Like other carmakers, Ford decided to drop the Fusion’s V6 as the headline motor in favor of smaller engines. In the six-cylinder’s place are two four-bangers from Ford’s EcoBoost line of turbocharged, direct-injected engines (along with a base, 2.5-liter Duratec engine).
The 1.6-liter EcoBoost returns 23 mpg city, 36 mpg highway, and 28 mpg combined with an automatic transmission. Those numbers rise by 1 mpg each with a manual. A 2.0-liter EcoBoost engine returns 22 mpg city, 33 mpg highway, and 26 mpg combined.
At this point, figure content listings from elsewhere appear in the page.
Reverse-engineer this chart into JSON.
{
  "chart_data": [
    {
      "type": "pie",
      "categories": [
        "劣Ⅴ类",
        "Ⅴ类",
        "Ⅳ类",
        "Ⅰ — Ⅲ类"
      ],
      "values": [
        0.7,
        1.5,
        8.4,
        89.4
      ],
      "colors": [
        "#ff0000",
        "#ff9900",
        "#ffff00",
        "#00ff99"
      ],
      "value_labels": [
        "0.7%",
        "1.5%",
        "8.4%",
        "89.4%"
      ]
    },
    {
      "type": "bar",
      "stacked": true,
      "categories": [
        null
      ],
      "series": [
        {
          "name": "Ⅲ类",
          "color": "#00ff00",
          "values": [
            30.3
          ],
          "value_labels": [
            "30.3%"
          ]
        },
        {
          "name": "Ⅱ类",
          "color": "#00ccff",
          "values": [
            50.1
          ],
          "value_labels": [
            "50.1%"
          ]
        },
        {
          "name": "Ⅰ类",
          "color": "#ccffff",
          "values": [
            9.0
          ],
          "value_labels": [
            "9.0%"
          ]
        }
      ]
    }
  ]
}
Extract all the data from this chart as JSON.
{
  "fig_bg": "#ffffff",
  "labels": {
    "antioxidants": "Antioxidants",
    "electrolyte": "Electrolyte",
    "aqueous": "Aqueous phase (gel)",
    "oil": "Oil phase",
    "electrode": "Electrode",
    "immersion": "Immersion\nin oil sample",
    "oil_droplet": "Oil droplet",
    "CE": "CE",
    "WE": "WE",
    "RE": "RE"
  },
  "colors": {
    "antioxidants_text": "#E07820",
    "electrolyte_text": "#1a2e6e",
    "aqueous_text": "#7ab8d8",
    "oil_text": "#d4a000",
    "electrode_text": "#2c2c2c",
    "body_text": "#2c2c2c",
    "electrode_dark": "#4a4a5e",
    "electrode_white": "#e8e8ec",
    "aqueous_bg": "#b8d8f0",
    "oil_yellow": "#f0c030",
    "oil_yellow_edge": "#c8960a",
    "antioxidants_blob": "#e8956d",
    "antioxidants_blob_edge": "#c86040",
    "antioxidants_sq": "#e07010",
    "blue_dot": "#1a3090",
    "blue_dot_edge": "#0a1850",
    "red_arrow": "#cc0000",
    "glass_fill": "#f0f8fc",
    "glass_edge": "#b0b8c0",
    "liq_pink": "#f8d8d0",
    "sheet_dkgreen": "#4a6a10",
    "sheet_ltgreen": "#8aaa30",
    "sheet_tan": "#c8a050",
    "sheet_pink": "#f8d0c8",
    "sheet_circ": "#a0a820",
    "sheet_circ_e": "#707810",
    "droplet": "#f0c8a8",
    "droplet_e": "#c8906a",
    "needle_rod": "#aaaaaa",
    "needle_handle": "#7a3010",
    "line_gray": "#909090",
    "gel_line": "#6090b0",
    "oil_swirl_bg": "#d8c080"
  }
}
The two EcoBoost engines are offered on the Fusion SE, which starts at $23,700. Stepping up to the $27,200 Fusion Hybrid nets 47 mpg in all three categories, a number that bests all other midsize sedan hybrids and comes within spitting distance of the vaunted Toyota Prius.
The Fusion Hybrid relies on a 2.0-liter four-cylinder Atkinson cycle engine and a lithium-ion battery pack, and so does the plug-in Fusion Energi. For $39,495, buyers get a larger battery pack and the ability to drive up to 20 miles on electricity alone, at speeds up to 62 mph.
Ford says the Fusion Energi will return 100 MPGe, although official numbers have not been released. The Chevrolet Volt is rated at 98 MPGe, the Toyota Prius Plug-In at 95 MPGe, and Ford’s own C-Max Energi is confirmed at 100 MPGe.
With its array of powertrains, he 2013 Fusion definitely gives buyers options, which something that has been missing from most green cars. Toyota is working to expand its Prius “family,” but customers only get one powertrain option per model, whether they’re buying a rental-grade base version or one with all the bells and whistles.
Carmakers have done the same thing with conventional fuel economy specials, bundling the most fuel efficient engine and transmission with a limited number of options.
The rest of the car world has always relied on options: whether its paint color or engine displacement, people always want to spec their car to suit their specific needs.
Green Car of the Year is chosen by a panel of environmental leaders, including Sierra Club Executive Director Micheal Brune and television host Jay Leno, along with the staff of Green Car Journal. Previous winners include the Volt, Honda Civic GX, and Volkswagen Jetta TDI.